Since we need more black women in tech, what forms and delivery of support are needed that feel as delicious as the erotic yes inside black feminism?
Since black women didn’t invent racism or sexism and shouldn’t be solely responsible for combating oppression, how might we hold companies who are upholding intersectional4 oppression accountable?
Tech bootcamps have been sending black women into battle without self-preservation tools. What toolkits and resources do black women need to enter and grow within the tech industry while remaining whole?

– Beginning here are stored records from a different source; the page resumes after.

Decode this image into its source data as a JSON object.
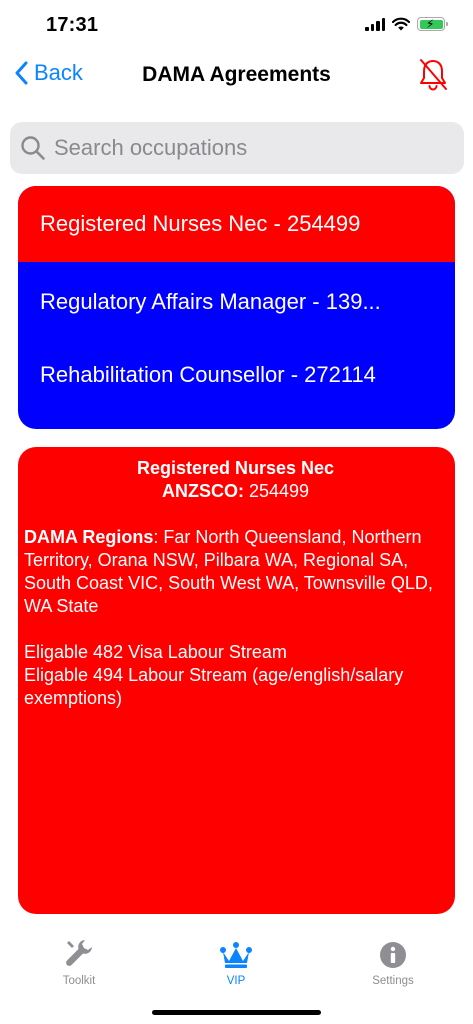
{
  "status": {
    "time": "17:31"
  },
  "nav": {
    "back_label": "Back",
    "title": "DAMA Agreements"
  },
  "search": {
    "placeholder": "Search occupations",
    "value": ""
  },
  "occupations": [
    {
      "label": "Registered Nurses Nec - 254499",
      "selected": true,
      "color": "#ff0000"
    },
    {
      "label": "Regulatory Affairs Manager - 139...",
      "selected": false,
      "color": "#0000ff"
    },
    {
      "label": "Rehabilitation Counsellor - 272114",
      "selected": false,
      "color": "#0000ff"
    }
  ],
  "detail": {
    "title": "Registered Nurses Nec",
    "anzsco_label": "ANZSCO:",
    "anzsco_value": " 254499",
    "regions_label": "DAMA Regions",
    "regions_value": ": Far North Queensland, Northern Territory, Orana NSW, Pilbara WA, Regional SA, South Coast VIC, South West WA, Townsville QLD, WA State",
    "eligibility_1": "Eligable 482 Visa Labour Stream",
    "eligibility_2": "Eligable 494 Labour Stream (age/english/salary exemptions)",
    "color": "#ff0000"
  },
  "tabs": [
    {
      "label": "Toolkit",
      "icon": "wrench-icon",
      "active": false
    },
    {
      "label": "VIP",
      "icon": "crown-icon",
      "active": true
    },
    {
      "label": "Settings",
      "icon": "info-icon",
      "active": false
    }
  ],
  "colors": {
    "accent": "#0a84ff",
    "alert": "#ff0000",
    "list_bg": "#0000ff"
  }
}
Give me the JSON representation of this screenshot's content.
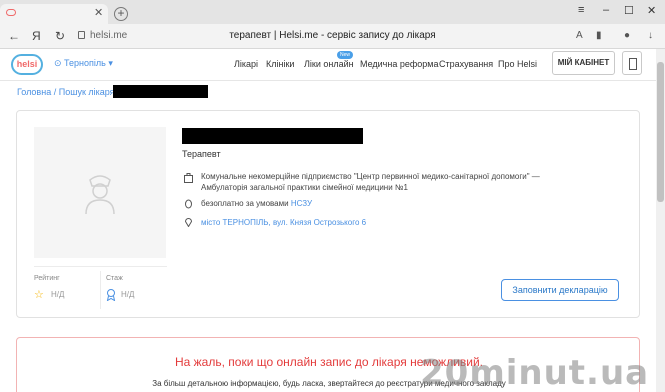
{
  "browser": {
    "tab_title": "",
    "url": "helsi.me",
    "page_title": "терапевт | Helsi.me - сервіс запису до лікаря",
    "yandex_logo": "Я"
  },
  "header": {
    "logo_text": "helsi",
    "city": "Тернопіль",
    "menu": [
      "Лікарі",
      "Клініки",
      "Ліки онлайн",
      "Медична реформа",
      "Страхування",
      "Про Helsi"
    ],
    "new_badge": "New",
    "cabinet_label": "МІЙ КАБІНЕТ"
  },
  "breadcrumb": {
    "items": [
      "Головна",
      "Пошук лікаря"
    ],
    "separator": "/"
  },
  "doctor": {
    "specialty": "Терапевт",
    "clinic_line1": "Комунальне некомерційне підприємство \"Центр первинної медико-санітарної допомоги\" —",
    "clinic_line2": "Амбулаторія загальної практики сімейної медицини №1",
    "payment_text": "безоплатно за умовами",
    "payment_link": "НСЗУ",
    "address": "місто ТЕРНОПІЛЬ, вул. Князя Острозького 6",
    "rating_label": "Рейтинг",
    "rating_value": "Н/Д",
    "experience_label": "Стаж",
    "experience_value": "Н/Д",
    "declare_button": "Заповнити декларацію"
  },
  "notice": {
    "title": "На жаль, поки що онлайн запис до лікаря неможливий.",
    "text": "За більш детальною інформацією, будь ласка, звертайтеся до реєстратури медичного закладу"
  },
  "watermark": "20minut.ua",
  "colors": {
    "accent": "#4a90e2",
    "error": "#e33b3b",
    "logo_blue": "#54b0e0",
    "logo_red": "#f06a6a"
  }
}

Speculating about what is built inside workspaces that center the care and social genius of black feminist technologists is an irresistible site of inquiry for me. As technology continues to “advance” in Artificial Intelligence, Blockchain, and the ideas of Web3 it is urgent and mandatory that the teams are as diverse as the customers the “innovations” promise to serve well. I hear someone saying, “Don’t we want to completely dismantle the systems of white supremacy that facilitated the inventions of these “innovations" instead of contributing to them?”. Absolutely. And, and, and, how do we serve the black feminist technologist who currently wants to enter tech to take care of their family, own a home with a garden they feed their block with, and send their cousin to college? How do we support the black woman software engineer who needs equitable employment this year to help pay for her mom’s medical bills, afford the black feminist somatic practitioner she’s been dreaming of working with, and take a vacation every season? What about the tech worker who needs the health insurance their job provides, desires the financial stability to fund their ceramics hobby, and wants to invest in the practices of young black queer artists? What resources do they dream of to ensure their material needs are met as we collectively imagine a world that tends to our breath? Do we need more black women in tech? Yes. Does the tech industry deserve us? No. In a world that benefits from the labor of black women daily, how might we build workspaces that tend to their material needs, social safety, and imagination?
“Do we need more black women in tech? Yes. Does the tech industry deserve us? No. In a world that benefits from the labor of black women daily, how might we build workspaces that tend to their material needs, social safety, and imagination?”
“We tend to and care for the entire world and it is killing us” by Saidiya Hartman is a quote first encountered on @the.black.gaze Instagram. This snippet is from Flip 2022 during a panel with Luiz Mauricio Azevedo, Saidiya Hartman, Rita Segato, and Djamila Ribeiro.
I use “black feminist” and “black woman” interchangeably in order to situate the political imagination of black femme, woman, queer, non-binary, and trans folks at the center.
The Uses of the Erotic: The Erotic As Power by Audre Lorde. This chapter was originally a paper presented at the Fourth Berkshire Conference on the History of Women, Mount Holyoke College, August 25, 1978, and was later published as a chapter in Sister
Outsider.
Intersectionality is an analytical framework for understanding how aspects of a person's social and political identities combine to create different modes of discrimination and privilege. The term intersectionality was coined by Kimberlé Crenshaw in 1989.